MF was interested in learning what sorts of people were sitting at the tables. Closest to the bar were the heavy drinkers.
They were easy to spot — weary faces and eyes dead, windows to a life that left their spirits broken due to decreasingly bearable versions of their pasts and futures. Despite their slurred utterances, one could still glean, as MF did, that there was a position common to them all: they took no personal responsibility for life’s defeats. They believed they were the defenseless prey of British landlords, the victorious hunters. There was no mud fresh on their boots; they had given up, no longer able to decant their setbacks. Heaven on earth was liquid oblivion and the hope that after drinking you could forget that the day made you sorry to be alive. Cruelly, even the magic of drink had weakened for them, no longer anesthetizing their pain.

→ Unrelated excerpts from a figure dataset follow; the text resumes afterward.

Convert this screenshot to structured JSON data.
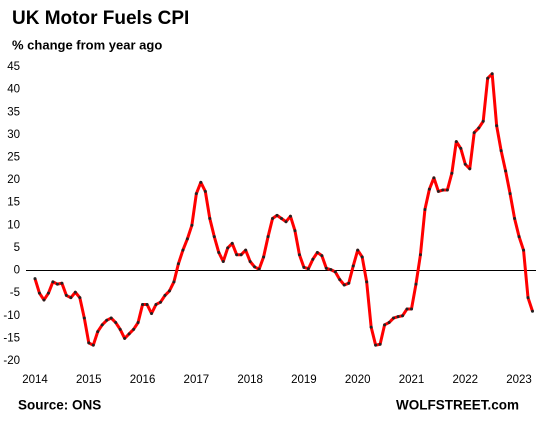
{
  "chart_data": {
    "type": "line",
    "title": "UK Motor  Fuels CPI",
    "subtitle": "% change from year ago",
    "source": "Source: ONS",
    "watermark": "WOLFSTREET.com",
    "categories": [
      "2014",
      null,
      null,
      null,
      null,
      null,
      null,
      null,
      null,
      null,
      null,
      null,
      "2015",
      null,
      null,
      null,
      null,
      null,
      null,
      null,
      null,
      null,
      null,
      null,
      "2016",
      null,
      null,
      null,
      null,
      null,
      null,
      null,
      null,
      null,
      null,
      null,
      "2017",
      null,
      null,
      null,
      null,
      null,
      null,
      null,
      null,
      null,
      null,
      null,
      "2018",
      null,
      null,
      null,
      null,
      null,
      null,
      null,
      null,
      null,
      null,
      null,
      "2019",
      null,
      null,
      null,
      null,
      null,
      null,
      null,
      null,
      null,
      null,
      null,
      "2020",
      null,
      null,
      null,
      null,
      null,
      null,
      null,
      null,
      null,
      null,
      null,
      "2021",
      null,
      null,
      null,
      null,
      null,
      null,
      null,
      null,
      null,
      null,
      null,
      "2022",
      null,
      null,
      null,
      null,
      null,
      null,
      null,
      null,
      null,
      null,
      null,
      "2023",
      null,
      null,
      null
    ],
    "series": [
      {
        "color": "#ff0000",
        "marker_color": "#222222",
        "values": [
          -1.8,
          -5,
          -6.5,
          -5,
          -2.5,
          -3,
          -2.8,
          -5.5,
          -6,
          -4.8,
          -6,
          -10.5,
          -16,
          -16.5,
          -13.5,
          -12,
          -11,
          -10.5,
          -11.5,
          -13,
          -15,
          -14,
          -13,
          -11.5,
          -7.5,
          -7.5,
          -9.5,
          -7.5,
          -7,
          -5.5,
          -4.5,
          -2.5,
          1.5,
          4.5,
          7,
          10,
          17,
          19.5,
          17.5,
          11.5,
          7.5,
          4,
          2,
          5,
          6,
          3.5,
          3.5,
          4.5,
          2,
          0.8,
          0.3,
          3,
          7.5,
          11.5,
          12.2,
          11.5,
          10.8,
          12,
          8.8,
          3.5,
          0.7,
          0.4,
          2.5,
          4,
          3.3,
          0.5,
          0.2,
          -0.3,
          -2,
          -3.2,
          -2.8,
          1,
          4.5,
          3,
          -2.5,
          -12.5,
          -16.5,
          -16.3,
          -12,
          -11.5,
          -10.5,
          -10.2,
          -10,
          -8.5,
          -8.5,
          -3,
          3.5,
          13.5,
          18,
          20.5,
          17.5,
          17.8,
          17.8,
          21.5,
          28.5,
          27,
          23.5,
          22.5,
          30.5,
          31.5,
          33,
          42.5,
          43.5,
          32,
          26.5,
          22,
          17,
          11.5,
          7.5,
          4.5,
          -6,
          -9
        ]
      }
    ],
    "ylim": [
      -20,
      45
    ],
    "yticks": [
      -20,
      -15,
      -10,
      -5,
      0,
      5,
      10,
      15,
      20,
      25,
      30,
      35,
      40,
      45
    ],
    "reference_line": 0,
    "grid": false
  }
}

The next group, the yammerers
took center stage in the middle of the pub. They specialized in talking the most, saying the least, and at times not talking to anyone, just talking out loud, as MF recalled. Descendants of the leprechaun school of folklore, this group blathered away without any sense of the silliness of their inane notions. Conversations with them were often futile, often monologues, seldom dialogues. Their stories always ended with, It was the truth so help me God.
They talked indefatigably without pausing for consideration by and for others. To them all the Irish wrongs would be righted with a sprinkling of fairy dust. MF, reticent by nature, would later state his dislike for their flighty conversations and insincerity, a feeling that stuck with him throughout his life.
The angries
(sometimes called Caisearghan—Gaelic for dandelion) referred to sour persons who dwelt on the existing unfair systems of governance in Ireland. Clan ties were the only inheritance they honored. They couldn’t forget the Penal Laws of the century before that barred Irish Catholics from owning property, attending schools, and voting. Emboldened by their ales, full of a false bravado reflecting a deficient confidence, these well-fortified cynics would trumpet their heroic ability to single-handedly outfight any ten Brits. They held that a good fight would somehow burnish relations with their long dead compatriots, and paraded their atavistic anger as if it would kill their enemies.
The remaining patrons, Dan’s set of friends, for whom the pub was a place where the jibing and joshing never ended, was the most welcoming group. For them, the pub was a place to get together, not to get even. Laughter enabled them to preserve the comical aspects of life. The Foley boys were the only ones who left without drinks on the breath. These early rising
boys left before the late night
men who, with thickened voices would often utter, Oh God make me good. But not just yet.
The ructions, as the Irish called them, the uproar, the insults, the disturbances were over until another night.
On the way home, MF, troubled by the drinkers’ hopelessness and the angries’ resentments, summoned up courage to ask his Dad, Why were some of the people so mad at their Protestant neighbors; was it because they were not Catholic?
Dan, ever the mentor, would only reply, No, it is deeper than that.
Upon reaching home, Dan had one final reminder, We never bring tales from the pub home,
a rule that stayed with MF his entire life. He was a tightlipped man.
Later Dan listened to MF’s take on that evening: Plenty of laughter, but foul language and signs of despair such as I have never seen in the Foley home.